The United Australia Party founder, who plans to run candidates at the election due by May, said allowing Labor an opportunity to target Mr Christensen in the parliament was an “example” to other MPs who spoke against government policy. “I’m retired from politics. I don’t want to do politics personally. What I find happening is a massive number of people are not happy with the Liberal and Labor parties,” he said.

Mr Palmer, a former adviser to Queensland’s longest-serving premier, Joh Bjelke-Petersen, and who claims the national cabinet is “unconstitutional”, said he was ­focused on bringing “everyone ­together who are contrary to what the Labor and Liberal parties want to do”.

“When it comes to lockdowns, when it comes to restricting the economy, when it comes to paying out huge benefits to people, when it comes to the army patrolling streets, greater police powers, when it comes to arbitrary arrests, when it comes to censorship. They (the Liberals and Labor) are the real Coalition in this,” he said.

Attempting to tap into vaccine hesitancy and lockdown frustration, Mr Palmer has sent legal letters to the federal government and WA government threatening to fund class actions against them over the vaccine rollout if individuals were forced to have the jab.

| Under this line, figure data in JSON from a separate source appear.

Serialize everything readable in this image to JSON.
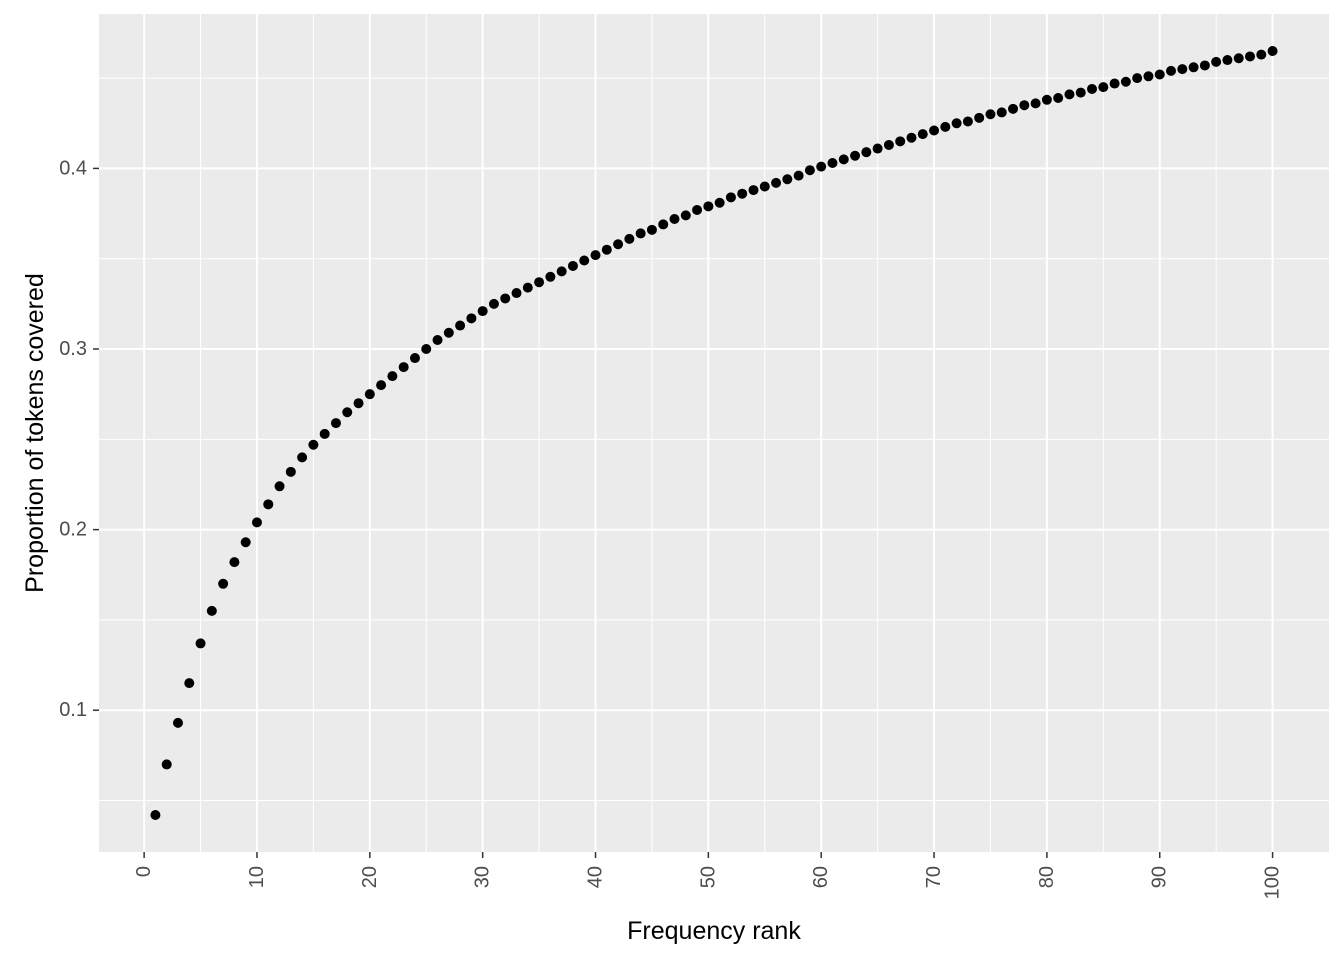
{
  "chart_data": {
    "type": "scatter",
    "title": "",
    "xlabel": "Frequency rank",
    "ylabel": "Proportion of tokens covered",
    "xlim": [
      -4,
      105
    ],
    "ylim": [
      0.0215,
      0.4855
    ],
    "x_ticks": [
      "0",
      "10",
      "20",
      "30",
      "40",
      "50",
      "60",
      "70",
      "80",
      "90",
      "100"
    ],
    "x_tick_values": [
      0,
      10,
      20,
      30,
      40,
      50,
      60,
      70,
      80,
      90,
      100
    ],
    "y_ticks": [
      "0.1",
      "0.2",
      "0.3",
      "0.4"
    ],
    "y_tick_values": [
      0.1,
      0.2,
      0.3,
      0.4
    ],
    "grid": true,
    "legend": "none",
    "colors": {
      "panel": "#ebebeb",
      "grid": "#ffffff",
      "point": "#000000",
      "tick_text": "#4d4d4d",
      "title_text": "#000000"
    },
    "x": [
      1,
      2,
      3,
      4,
      5,
      6,
      7,
      8,
      9,
      10,
      11,
      12,
      13,
      14,
      15,
      16,
      17,
      18,
      19,
      20,
      21,
      22,
      23,
      24,
      25,
      26,
      27,
      28,
      29,
      30,
      31,
      32,
      33,
      34,
      35,
      36,
      37,
      38,
      39,
      40,
      41,
      42,
      43,
      44,
      45,
      46,
      47,
      48,
      49,
      50,
      51,
      52,
      53,
      54,
      55,
      56,
      57,
      58,
      59,
      60,
      61,
      62,
      63,
      64,
      65,
      66,
      67,
      68,
      69,
      70,
      71,
      72,
      73,
      74,
      75,
      76,
      77,
      78,
      79,
      80,
      81,
      82,
      83,
      84,
      85,
      86,
      87,
      88,
      89,
      90,
      91,
      92,
      93,
      94,
      95,
      96,
      97,
      98,
      99,
      100
    ],
    "y": [
      0.042,
      0.07,
      0.093,
      0.115,
      0.137,
      0.155,
      0.17,
      0.182,
      0.193,
      0.204,
      0.214,
      0.224,
      0.232,
      0.24,
      0.247,
      0.253,
      0.259,
      0.265,
      0.27,
      0.275,
      0.28,
      0.285,
      0.29,
      0.295,
      0.3,
      0.305,
      0.309,
      0.313,
      0.317,
      0.321,
      0.325,
      0.328,
      0.331,
      0.334,
      0.337,
      0.34,
      0.343,
      0.346,
      0.349,
      0.352,
      0.355,
      0.358,
      0.361,
      0.364,
      0.366,
      0.369,
      0.372,
      0.374,
      0.377,
      0.379,
      0.381,
      0.384,
      0.386,
      0.388,
      0.39,
      0.392,
      0.394,
      0.396,
      0.399,
      0.401,
      0.403,
      0.405,
      0.407,
      0.409,
      0.411,
      0.413,
      0.415,
      0.417,
      0.419,
      0.421,
      0.423,
      0.425,
      0.426,
      0.428,
      0.43,
      0.431,
      0.433,
      0.435,
      0.436,
      0.438,
      0.439,
      0.441,
      0.442,
      0.444,
      0.445,
      0.447,
      0.448,
      0.45,
      0.451,
      0.452,
      0.454,
      0.455,
      0.456,
      0.457,
      0.459,
      0.46,
      0.461,
      0.462,
      0.463,
      0.465
    ]
  }
}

Mr Palmer, who refused to say whether he had been vaccinated and claimed he had been “inundated” with requests for support from people including ambulance drivers who did not want to get jabbed, said rhetoric from governments that people could lose their jobs, have their businesses shut down or “can’t go to the football” was unhelpful.

He will use overseas examples of vaccinated people in the US, ­Israel, Britain, Singapore and elsewhere being infected with Covid-19 and what he described as over-reach from health bureaucrats to prosecute his argument, which has been trashed by the federal government, Therapeutic Goods Administration, Labor and others.

Mr Palmer said interference with his pre-election advertising blitz – which has been described by Coalition and Labor MPs as “disinformation” – would impeach “freedom of the press, the right for different opinions, and Australians’ right to know”.